The V&A is, quite simply, a Best Thing Ever. Not only is it free, gorgeously laid out in a Great Nineteenth-Century Generalist way that allows for a combination of learning and sheer awe at the vast cultural repository of beauty the monarchy's managed to build up over the years. The VEB and I accidentally wandered into an expertly-given free tour entitled "Sex, Love, and Death in the Middle Ages" ("Super!" crowed the VEB, before making quietly English remarks about Sir Gawain and the plot of Hamlet - there are few places where being a Medievalist-turned-Shakespearean-actor is more useful than on a "Sex, Love, and Death in the Middle Ages" Tour at the V&A. In fact, it may be the only place being a Medievalist-turned-Shakespearean-actor remotely useful.) It was remarkable not only for the wealth of facts, but also guide's wonderful MiddleclassEnglishness ("should we be talking about sex on Sundays?")

Also, there is This Tea Room, which has £2.50 cappucinos and £5 cream teas (reasonable for South Kensington, slightly higher than Oxford prices), and looks like the Pera Palace on crack. It's not just the sort of place to write a novel. It's the sort of place to write a bloody epic.


It must have been the sun, however, because apparently the whole weekend consisted of Not-Horrible Things in London (tube delays excepted). The area around Mile End Tube Station is quite beautiful (we found a gorgeous Gothic church tucked away behind a residential street), unlike the seedy Bethnal Green - despite smelling like beer, Roman Road is filled with exciting second-hand shops (promising shoes, not my size) and a market that feels like a cross between Palermo and Istanbul (even if it gives the VEB agoraphobia), and Victoria Park has a marvelously inventive children's adventure playground that I very nearly started clambering on!

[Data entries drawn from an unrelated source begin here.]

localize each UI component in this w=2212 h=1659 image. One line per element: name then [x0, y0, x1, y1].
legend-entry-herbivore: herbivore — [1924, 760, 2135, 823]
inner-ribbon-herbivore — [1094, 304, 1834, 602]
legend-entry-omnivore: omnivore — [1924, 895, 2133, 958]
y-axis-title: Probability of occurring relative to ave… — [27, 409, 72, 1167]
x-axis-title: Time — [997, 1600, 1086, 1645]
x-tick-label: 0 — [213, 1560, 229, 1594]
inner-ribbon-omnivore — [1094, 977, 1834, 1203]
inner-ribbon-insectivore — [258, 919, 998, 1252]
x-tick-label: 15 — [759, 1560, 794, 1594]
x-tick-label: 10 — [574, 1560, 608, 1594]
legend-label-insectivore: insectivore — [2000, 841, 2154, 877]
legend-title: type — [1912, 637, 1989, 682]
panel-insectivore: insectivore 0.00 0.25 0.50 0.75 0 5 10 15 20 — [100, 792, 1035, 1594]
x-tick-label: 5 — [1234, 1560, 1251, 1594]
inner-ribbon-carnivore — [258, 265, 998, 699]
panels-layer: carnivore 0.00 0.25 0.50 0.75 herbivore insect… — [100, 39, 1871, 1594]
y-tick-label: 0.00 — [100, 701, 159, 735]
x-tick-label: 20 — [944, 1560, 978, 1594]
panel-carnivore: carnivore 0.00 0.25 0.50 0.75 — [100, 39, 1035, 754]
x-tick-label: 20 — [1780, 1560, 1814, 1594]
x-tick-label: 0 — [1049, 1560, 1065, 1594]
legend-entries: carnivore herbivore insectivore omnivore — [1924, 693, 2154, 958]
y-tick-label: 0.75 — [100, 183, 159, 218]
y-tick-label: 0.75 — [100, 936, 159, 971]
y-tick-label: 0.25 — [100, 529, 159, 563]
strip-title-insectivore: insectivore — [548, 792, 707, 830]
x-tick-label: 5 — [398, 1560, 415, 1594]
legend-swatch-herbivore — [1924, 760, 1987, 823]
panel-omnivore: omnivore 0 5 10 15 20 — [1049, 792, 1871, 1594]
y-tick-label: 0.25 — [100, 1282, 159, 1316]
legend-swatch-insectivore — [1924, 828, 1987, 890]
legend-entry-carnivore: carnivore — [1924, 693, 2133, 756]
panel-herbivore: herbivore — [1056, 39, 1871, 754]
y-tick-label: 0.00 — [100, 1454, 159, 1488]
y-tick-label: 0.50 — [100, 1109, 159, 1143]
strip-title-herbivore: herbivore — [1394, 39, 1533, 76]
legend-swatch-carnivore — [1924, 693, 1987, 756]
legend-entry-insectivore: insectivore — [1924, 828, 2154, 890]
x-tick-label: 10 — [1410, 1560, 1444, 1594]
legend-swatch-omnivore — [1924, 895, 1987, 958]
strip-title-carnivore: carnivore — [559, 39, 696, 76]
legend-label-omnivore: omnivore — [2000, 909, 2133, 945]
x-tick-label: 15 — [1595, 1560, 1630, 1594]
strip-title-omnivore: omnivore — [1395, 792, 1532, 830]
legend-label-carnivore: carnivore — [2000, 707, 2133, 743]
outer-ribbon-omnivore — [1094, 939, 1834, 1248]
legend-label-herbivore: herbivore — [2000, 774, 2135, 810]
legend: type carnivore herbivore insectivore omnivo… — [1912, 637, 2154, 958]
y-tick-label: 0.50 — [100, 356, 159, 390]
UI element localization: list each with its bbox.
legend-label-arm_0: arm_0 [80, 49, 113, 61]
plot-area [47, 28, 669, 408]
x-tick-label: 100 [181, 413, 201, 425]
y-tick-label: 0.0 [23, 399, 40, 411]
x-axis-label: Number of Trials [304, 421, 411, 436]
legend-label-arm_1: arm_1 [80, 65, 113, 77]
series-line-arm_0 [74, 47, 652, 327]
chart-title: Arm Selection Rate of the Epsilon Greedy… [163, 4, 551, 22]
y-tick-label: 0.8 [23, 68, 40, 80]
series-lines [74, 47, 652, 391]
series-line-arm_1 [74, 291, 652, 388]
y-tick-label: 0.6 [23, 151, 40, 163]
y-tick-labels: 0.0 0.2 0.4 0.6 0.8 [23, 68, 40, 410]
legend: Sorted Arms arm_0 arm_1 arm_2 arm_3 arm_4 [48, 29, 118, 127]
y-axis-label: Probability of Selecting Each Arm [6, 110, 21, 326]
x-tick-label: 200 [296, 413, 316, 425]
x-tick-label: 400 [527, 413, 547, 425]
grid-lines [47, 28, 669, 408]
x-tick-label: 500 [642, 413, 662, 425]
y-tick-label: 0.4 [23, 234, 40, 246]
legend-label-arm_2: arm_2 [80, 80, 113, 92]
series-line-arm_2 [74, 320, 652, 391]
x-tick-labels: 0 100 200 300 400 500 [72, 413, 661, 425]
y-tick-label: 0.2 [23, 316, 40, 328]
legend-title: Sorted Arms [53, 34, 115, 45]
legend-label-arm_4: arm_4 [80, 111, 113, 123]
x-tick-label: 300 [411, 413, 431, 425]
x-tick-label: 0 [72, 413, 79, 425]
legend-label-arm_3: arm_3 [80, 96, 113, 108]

But that wasn't all! (What, you say? More nice things in London?) We also discovered that Shoreditch, once the site of one of our most disappointing nights out of all time (ten pounds for mediocre cocktails in a 1920's-themed "decadence" bar filled with staggering hen-nighters) is actually not that bad, despite being uniformly filled with hipsters sporting grubby fur coats, bright red lipstick, and no pants. We found an eclectic used booksale in front of Shoreditch Church, sat outside (!) drinking free refills of coffee at retro pancake house (and VEB's new "best thing in London") Love Shake.


But perhaps our Very Best Thing in London (other, of course, than the V&A) was our inaugural visit to Hampstead Heath, one of the few London parks that doesn't feel depressingly manicurized. Enormous, sprawling, and possessed of a SWIMMING POND (albeit a rather small one you, predictably, have to queue for), Hampstead Heath lured us all the way from Debden for two visits in two days! It has grass, sunshine, a gorgeous pergola, and DEER in Golders Hill Park! FUZZY DEER! IN A DEER PARK! (along with a confused-looking rhea that isn't sure whether or not it's a deer)

Such a weekend would have been perfect had we been able to conclude it with falafel at Golder's Green. However, it was Shavuot, and we arrived to find everything remotely Hebraic in a two-mile radius closed...

Fleur's Verdict: London is not horrible in small doses, as long as it's sunny and the Tube doesn't break down and you don't have to eat anything. The V&A is amazing. Hampstead has a Hungarian patisserie. You can buy comfortable shoes for three pounds on Bethnal Green Road. The Overground is preferable to the Tube. People in Shoreditch don't wear any trousers.